Wednesday, December 27, 2006

Carson on Compatibilism

If you read this blog you know that I have been spending some time recently reading D.A. Carson’s book entitled, “How Long O Lord – Reflections on Suffering and Evil”. If you have not read it, I would highly recommend it. As Dr. Carson says many times in this work, being prepared before your day of calamity is a prudent decision, for your day of calamity will certainly come in one way or another. I find his treatment of the issues to be extremely practical and pastoral without skirting or minimizing the tougher theological knots that can be associated with these issues.

I have found chapter 10, “The Mystery of Providence” to be most helpful in terms of my own thinking and want to share some highlights with you here.

He starts by saying,
The issues to be dealt with in this chapter are sufficiently difficult and contentious that Christians often disagree over them. You must make up your own mind. My only suggestion is that as you make up your mind, you try to distinguish the biblical “givens” from the arguments often used to filter them.
The basic framework of this chapter is built around what Dr. Carson calls, compatibilism which he defines as follows: 1) God is absolutely sovereign but not in such a way as to minimize human freedom, and 2) that humans are completely morally responsible but not in such a way as to make God contingent upon them.

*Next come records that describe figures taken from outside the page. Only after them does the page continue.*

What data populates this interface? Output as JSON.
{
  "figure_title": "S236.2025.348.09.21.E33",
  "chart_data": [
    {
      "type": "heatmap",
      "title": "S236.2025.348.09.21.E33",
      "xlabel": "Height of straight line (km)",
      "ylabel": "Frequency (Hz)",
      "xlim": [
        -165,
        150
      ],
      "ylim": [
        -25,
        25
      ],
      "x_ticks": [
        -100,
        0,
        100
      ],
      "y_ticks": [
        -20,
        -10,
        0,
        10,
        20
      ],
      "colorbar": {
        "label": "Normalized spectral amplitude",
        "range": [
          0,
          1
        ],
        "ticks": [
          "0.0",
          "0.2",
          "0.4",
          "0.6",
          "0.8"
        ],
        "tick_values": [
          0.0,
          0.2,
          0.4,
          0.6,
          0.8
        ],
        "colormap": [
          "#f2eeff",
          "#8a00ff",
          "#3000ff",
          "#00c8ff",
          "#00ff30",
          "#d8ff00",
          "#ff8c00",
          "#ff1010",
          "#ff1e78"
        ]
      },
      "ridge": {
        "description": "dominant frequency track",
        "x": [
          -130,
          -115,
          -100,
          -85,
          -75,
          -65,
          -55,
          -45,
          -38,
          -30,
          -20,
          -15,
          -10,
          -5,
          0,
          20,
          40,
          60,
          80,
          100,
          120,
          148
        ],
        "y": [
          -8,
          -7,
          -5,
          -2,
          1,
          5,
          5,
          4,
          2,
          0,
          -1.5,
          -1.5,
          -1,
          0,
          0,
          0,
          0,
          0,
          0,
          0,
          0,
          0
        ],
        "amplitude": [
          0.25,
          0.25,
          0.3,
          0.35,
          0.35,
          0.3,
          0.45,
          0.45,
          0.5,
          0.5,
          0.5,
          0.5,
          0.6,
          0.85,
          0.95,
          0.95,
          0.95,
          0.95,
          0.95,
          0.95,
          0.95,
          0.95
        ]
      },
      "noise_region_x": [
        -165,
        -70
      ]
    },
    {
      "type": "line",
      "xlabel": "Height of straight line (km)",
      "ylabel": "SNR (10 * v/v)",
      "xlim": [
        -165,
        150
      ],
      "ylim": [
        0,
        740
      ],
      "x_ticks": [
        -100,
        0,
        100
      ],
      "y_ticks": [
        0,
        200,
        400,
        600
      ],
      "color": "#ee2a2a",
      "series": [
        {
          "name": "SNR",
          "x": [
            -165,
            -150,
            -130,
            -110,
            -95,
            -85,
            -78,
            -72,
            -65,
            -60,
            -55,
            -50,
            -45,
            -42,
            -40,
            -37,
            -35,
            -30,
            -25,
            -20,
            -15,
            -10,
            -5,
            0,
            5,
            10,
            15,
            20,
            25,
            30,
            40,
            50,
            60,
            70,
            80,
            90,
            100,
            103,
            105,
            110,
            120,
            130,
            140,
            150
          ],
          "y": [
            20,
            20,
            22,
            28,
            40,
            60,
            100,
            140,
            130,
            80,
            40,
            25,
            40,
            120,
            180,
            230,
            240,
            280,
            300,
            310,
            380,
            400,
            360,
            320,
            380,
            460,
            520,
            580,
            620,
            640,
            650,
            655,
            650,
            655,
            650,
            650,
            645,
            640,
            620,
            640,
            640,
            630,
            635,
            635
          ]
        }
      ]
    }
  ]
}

He then makes this important disclaimer,
I hasten to insist that this is not an imposition of a certain philosophical grid onto biblical texts. That both of these propositions are true is based on an inductive reading of countless texts in the Bible itself, as we shall see.
He then goes on to comment briefly on numerous Biblical texts that show compatibilism. They are: Genesis 50:19-20, Lev. 20:7-8, I Kings 8:46, Isaiah 10:5, John 6:37-40, Acts 18: 9-10, Phil 2:12-13, and Acts 4:23-31. This final text in Acts speaks of compatibilism in relation to the cross of Jesus. Carson says:
It only takes a moments reflection to show that, if the Christian gospel is true, this tension could not have been otherwise. If the initiative had been entirely with the conspirators, and God simply came in at the last minute to wrest triumph from the jaws of impending defeat, then the cross was not his plan, his purpose, the very reason why he had sent his Son into the world-and that is unthinkable. If on the other hand God was so orchestrating events that all the human agents were nonresponsible puppets, then it is foolishness to talk of conspiracy, or even of sin-in which case there is no sin for Christ to remove by his death, so why should be have to die? God was sovereignly at work in the death of Jesus; humans beings were evil in putting Jesus to death, even as they accomplished the Father’s will; and God himself was entirely good.

Christians who may deny compatibilism on front after front become compatibilists (knowing or otherwise) when they think about the cross. There is no alternative, except to deny the faith. And if we are prepared to be compatibilists when we think about the cross-that is, to accept both of the propositions I set out at the head of this chapter as true, as they are applied to the cross-it is only a very small step to understanding that compatibilism is taught or presupposed everywhere in the Bible.
I find that in almost every sphere of human life, those are the most advanced are usually the ones who go about their craft the most humbly. Those who are the most insecure are usually those who are appear the most proud and sure of themselves. With that in mind it was refreshing to read Dr. Carson (who in my opinion is one of the most brilliant thinkers of our day) sum up like this,
So I am driven to see not only that compatibilsim is itself taught in the Bible, but that it is tied to the very nature of God; and on the other hand, I am driven to see that my ignorance about many aspects of God's nature is precisely that same ignorance that instructs me not to follow the whims of many contemporary philosophers and deny that compatibilism is possible. The mystery of providence is in the first instance not located in debates about decrees, free will, the place of Satan, and the like. It is located in the doctrine of God.